Cruzei os braços, sustentando o sarcasmo no rosto.

— Só me diverti um pouco. Nada que você já não tenha feito.

Ele desceu os degraus com raiva contida, os passos ecoando no mármore como marteladas.

— Sério que você vai me dizer isso com essa cara de pau? — Ele parou à minha frente. — Com a Thalita? A Thalita, Leandro? Ela confiava em você... e em mim. Como você pôde ser tão estúpido?

Não tive tempo de responder. O soco veio seco, certeiro, me fazendo cambalear. Levei a mão ao rosto, o gosto de sangue se espalhando pela língua.
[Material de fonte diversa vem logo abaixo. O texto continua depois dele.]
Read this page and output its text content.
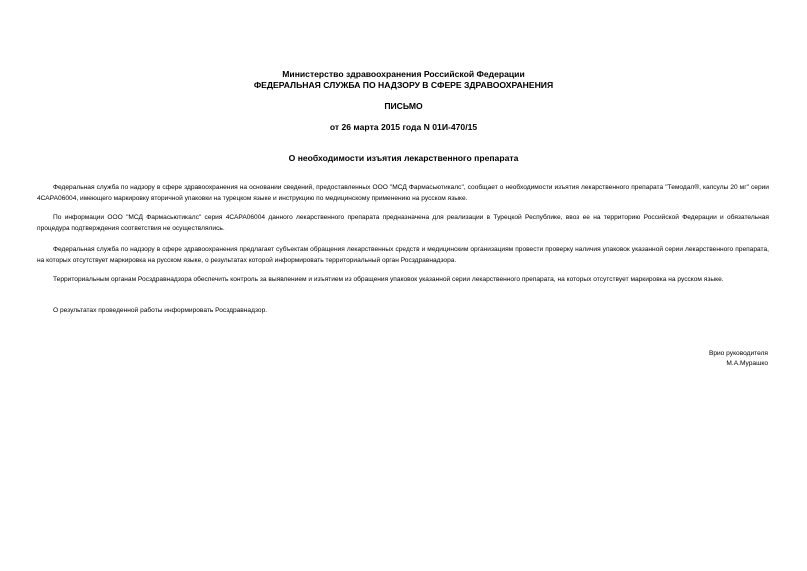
Министерство здравоохранения Российской Федерации
ФЕДЕРАЛЬНАЯ СЛУЖБА ПО НАДЗОРУ В СФЕРЕ ЗДРАВООХРАНЕНИЯ
ПИСЬМО
от 26 марта 2015 года N 01И-470/15
О необходимости изъятия лекарственного препарата

Федеральная служба по надзору в сфере здравоохранения на основании сведений, предоставленных ООО "МСД Фармасьютикалс", сообщает о необходимости изъятия лекарственного препарата "Темодал®, капсулы 20 мг" серии 4САРА06004, имеющего маркировку вторичной упаковки на турецком языке и инструкцию по медицинскому применению на русском языке.

По информации ООО "МСД Фармасьютикалс" серия 4САРА06004 данного лекарственного препарата предназначена для реализации в Турецкой Республике, ввоз ее на территорию Российской Федерации и обязательная процедура подтверждения соответствия не осуществлялись.

Федеральная служба по надзору в сфере здравоохранения предлагает субъектам обращения лекарственных средств и медицинским организациям провести проверку наличия упаковок указанной серии лекарственного препарата, на которых отсутствует маркировка на русском языке, о результатах которой информировать территориальный орган Росздравнадзора.

Территориальным органам Росздравнадзора обеспечить контроль за выявлением и изъятием из обращения упаковок указанной серии лекарственного препарата, на которых отсутствует маркировка на русском языке.

О результатах проведенной работы информировать Росздравнадзор.

Врио руководителя
М.А.Мурашко
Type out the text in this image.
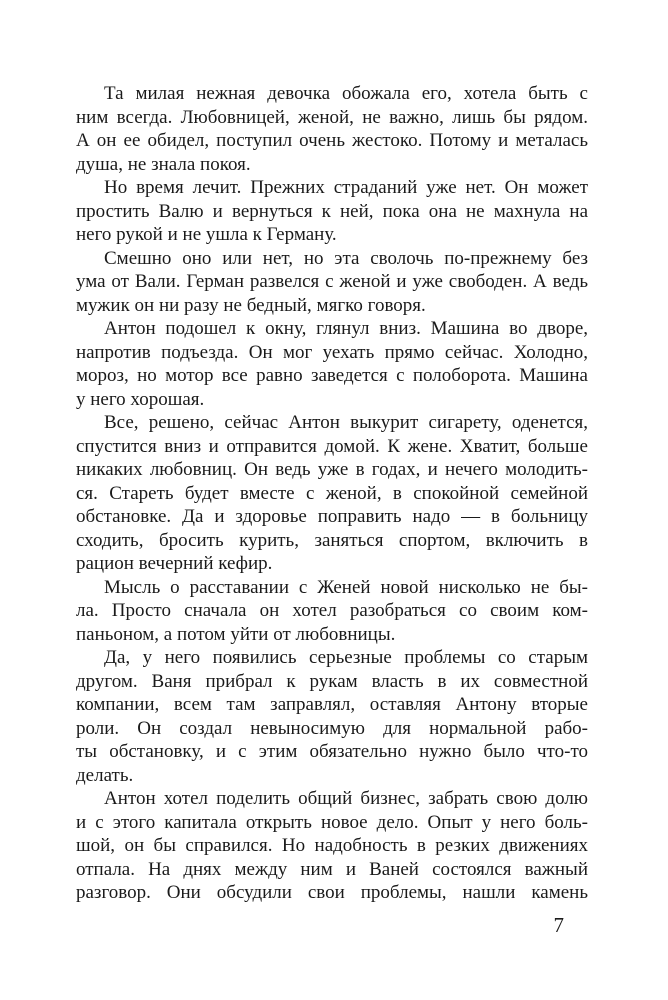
Та милая нежная девочка обожала его, хотела быть с
ним всегда. Любовницей, женой, не важно, лишь бы рядом.
А он ее обидел, поступил очень жестоко. Потому и металась
душа, не знала покоя.
Но время лечит. Прежних страданий уже нет. Он может
простить Валю и вернуться к ней, пока она не махнула на
него рукой и не ушла к Герману.
Смешно оно или нет, но эта сволочь по-прежнему без
ума от Вали. Герман развелся с женой и уже свободен. А ведь
мужик он ни разу не бедный, мягко говоря.
Антон подошел к окну, глянул вниз. Машина во дворе,
напротив подъезда. Он мог уехать прямо сейчас. Холодно,
мороз, но мотор все равно заведется с полоборота. Машина
у него хорошая.
Все, решено, сейчас Антон выкурит сигарету, оденется,
спустится вниз и отправится домой. К жене. Хватит, больше
никаких любовниц. Он ведь уже в годах, и нечего молодить-
ся. Стареть будет вместе с женой, в спокойной семейной
обстановке. Да и здоровье поправить надо — в больницу
сходить, бросить курить, заняться спортом, включить в
рацион вечерний кефир.
Мысль о расставании с Женей новой нисколько не бы-
ла. Просто сначала он хотел разобраться со своим ком-
паньоном, а потом уйти от любовницы.
Да, у него появились серьезные проблемы со старым
другом. Ваня прибрал к рукам власть в их совместной
компании, всем там заправлял, оставляя Антону вторые
роли. Он создал невыносимую для нормальной рабо-
ты обстановку, и с этим обязательно нужно было что-то
делать.
Антон хотел поделить общий бизнес, забрать свою долю
и с этого капитала открыть новое дело. Опыт у него боль-
шой, он бы справился. Но надобность в резких движениях
отпала. На днях между ним и Ваней состоялся важный
разговор. Они обсудили свои проблемы, нашли камень
7
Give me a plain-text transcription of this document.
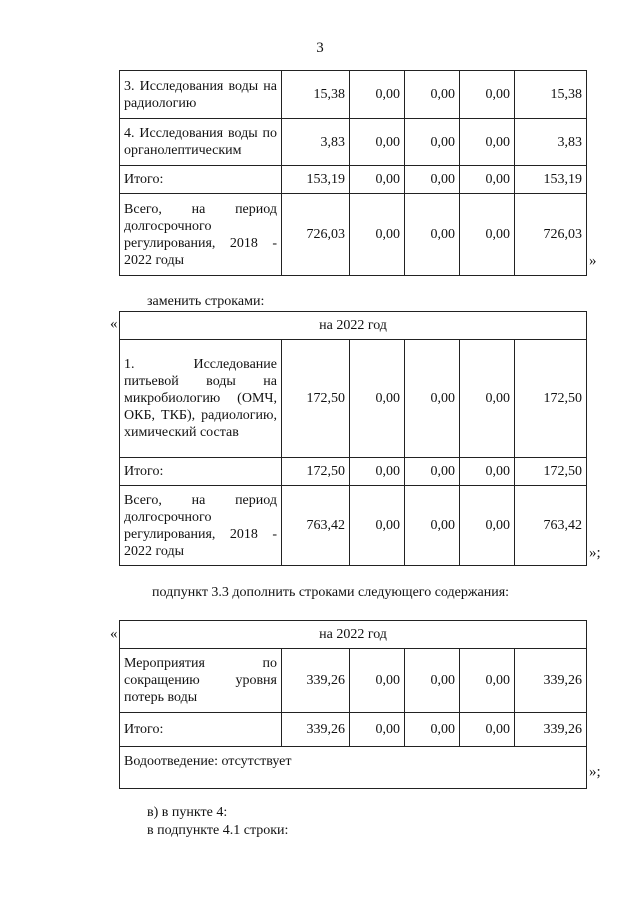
3
3. Исследования воды на радиологию	15,38	0,00	0,00	0,00	15,38
4. Исследования воды по органолептическим	3,83	0,00	0,00	0,00	3,83
Итого:	153,19	0,00	0,00	0,00	153,19
Всего, на период долгосрочного регулирования, 2018 - 2022 годы	726,03	0,00	0,00	0,00	726,03
»
заменить строками:
«	на 2022 год					
1. Исследование питьевой воды на микробиологию (ОМЧ, ОКБ, ТКБ), радиологию, химический состав	172,50	0,00	0,00	0,00	172,50
Итого:	172,50	0,00	0,00	0,00	172,50
Всего, на период долгосрочного регулирования, 2018 - 2022 годы	763,42	0,00	0,00	0,00	763,42
»;
подпункт 3.3 дополнить строками следующего содержания:
«	на 2022 год					
Мероприятия по сокращению уровня потерь воды	339,26	0,00	0,00	0,00	339,26
Итого:	339,26	0,00	0,00	0,00	339,26
Водоотведение: отсутствует					
»;
в) в пункте 4:
в подпункте 4.1 строки:
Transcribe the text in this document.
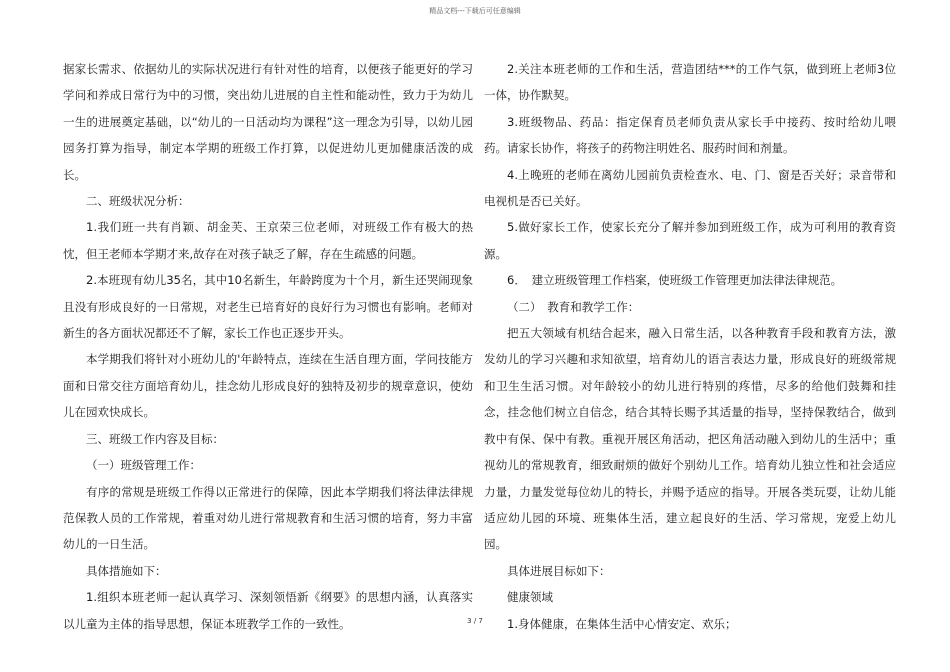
精品文档---下载后可任意编辑

据家长需求、依据幼儿的实际状况进行有针对性的培育，以便孩子能更好的学习学问和养成日常行为中的习惯，突出幼儿进展的自主性和能动性，致力于为幼儿一生的进展奠定基础，以“幼儿的一日活动均为课程”这一理念为引导，以幼儿园园务打算为指导，制定本学期的班级工作打算，以促进幼儿更加健康活泼的成长。

二、班级状况分析：

1.我们班一共有肖颖、胡金芙、王京荣三位老师，对班级工作有极大的热忱，但王老师本学期才来,故存在对孩子缺乏了解，存在生疏感的问题。

2.本班现有幼儿35名，其中10名新生，年龄跨度为十个月，新生还哭闹现象且没有形成良好的一日常规，对老生已培育好的良好行为习惯也有影响。老师对新生的各方面状况都还不了解，家长工作也正逐步开头。

本学期我们将针对小班幼儿的'年龄特点，连续在生活自理方面，学问技能方面和日常交往方面培育幼儿，挂念幼儿形成良好的独特及初步的规章意识，使幼儿在园欢快成长。

三、班级工作内容及目标：

（一）班级管理工作：

有序的常规是班级工作得以正常进行的保障，因此本学期我们将法律法律规范保教人员的工作常规，着重对幼儿进行常规教育和生活习惯的培育，努力丰富幼儿的一日生活。

具体措施如下：

1.组织本班老师一起认真学习、深刻领悟新《纲要》的思想内涵，认真落实以儿童为主体的指导思想，保证本班教学工作的一致性。

2.关注本班老师的工作和生活，营造团结***的工作气氛，做到班上老师3位一体，协作默契。

3.班级物品、药品：指定保育员老师负责从家长手中接药、按时给幼儿喂药。请家长协作，将孩子的药物注明姓名、服药时间和剂量。

4.上晚班的老师在离幼儿园前负责检查水、电、门、窗是否关好；录音带和电视机是否已关好。

5.做好家长工作，使家长充分了解并参加到班级工作，成为可利用的教育资源。

6．　建立班级管理工作档案，使班级工作管理更加法律法律规范。

（二）　教育和教学工作：

把五大领域有机结合起来，融入日常生活，以各种教育手段和教育方法，激发幼儿的学习兴趣和求知欲望，培育幼儿的语言表达力量，形成良好的班级常规和卫生生活习惯。对年龄较小的幼儿进行特别的疼惜，尽多的给他们鼓舞和挂念，挂念他们树立自信念，结合其特长赐予其适量的指导，坚持保教结合，做到教中有保、保中有教。重视开展区角活动，把区角活动融入到幼儿的生活中；重视幼儿的常规教育，细致耐烦的做好个别幼儿工作。培育幼儿独立性和社会适应力量，力量发觉每位幼儿的特长，并赐予适应的指导。开展各类玩耍，让幼儿能适应幼儿园的环境、班集体生活，建立起良好的生活、学习常规，宠爱上幼儿园。

具体进展目标如下：

健康领域

1.身体健康，在集体生活中心情安定、欢乐；

3 / 7
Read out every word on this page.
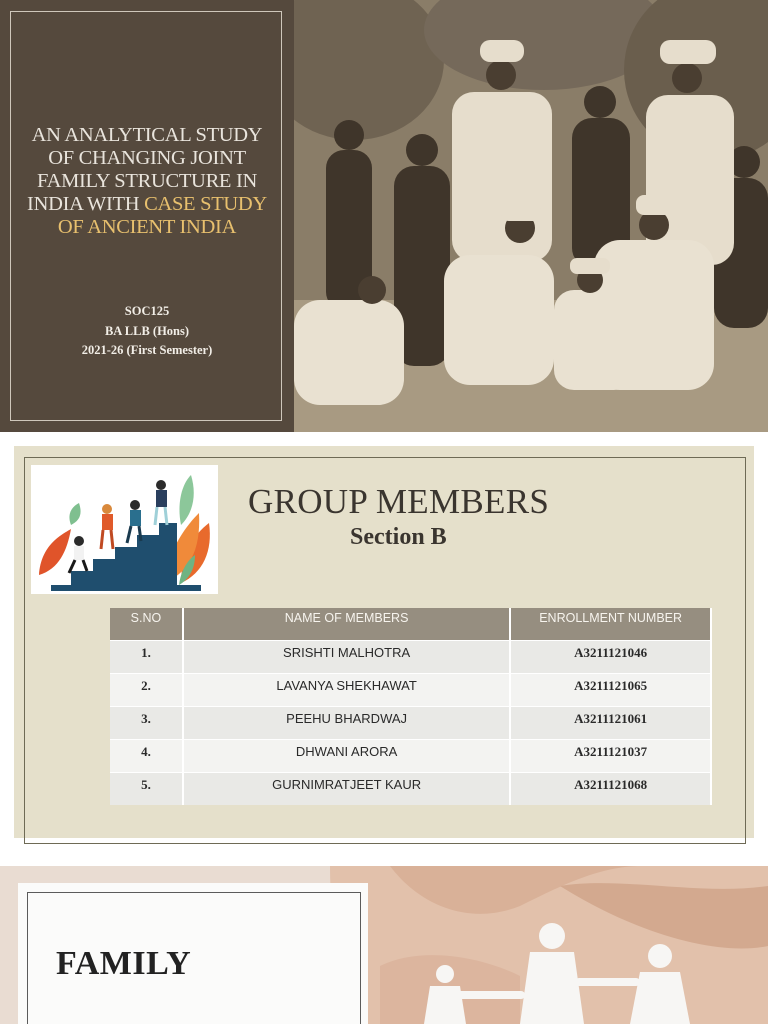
AN ANALYTICAL STUDY
OF CHANGING JOINT
FAMILY STRUCTURE IN
INDIA WITH CASE STUDY
OF ANCIENT INDIA
SOC125
BA LLB (Hons)
2021-26 (First Semester)
GROUP MEMBERS
Section B
S.NO	NAME OF MEMBERS	ENROLLMENT NUMBER
1.	SRISHTI MALHOTRA	A3211121046
2.	LAVANYA SHEKHAWAT	A3211121065
3.	PEEHU BHARDWAJ	A3211121061
4.	DHWANI ARORA	A3211121037
5.	GURNIMRATJEET KAUR	A3211121068
FAMILY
— Estúpido? — cuspi. — Estúpido é você, Leonardo. Vivendo uma vida de conto de fadas, achando que tudo se resolve com sorrisos e abraços. Você sempre teve tudo fácil. Ninguém te manipula. Ninguém cobra nada de você. Você vive leve... eu não posso.

Ele me agarrou pelo colarinho.

— Isso justifica trair seu irmão?

— E você? Justifica fingir que é melhor do que eu, quando também tem seus podres?

Ele me empurrou com força.

— Entra no carro. A gente vai conversar longe daqui.

— Você não manda em mim.

— Cala a boca, Leandro. Entra no maldito carro.

Fomos. Sem olhar para trás, entramos na Range Rover preta dele. Leonardo assumiu o volante, e eu me joguei no banco do carona, ainda sentindo o rosto latejar.

— Você sempre foi assim. — Ele apertava o volante com tanta força que os nós dos dedos estavam brancos. — Frio. Calculista. Egoísta. Mas eu nunca imaginei que fosse capaz disso.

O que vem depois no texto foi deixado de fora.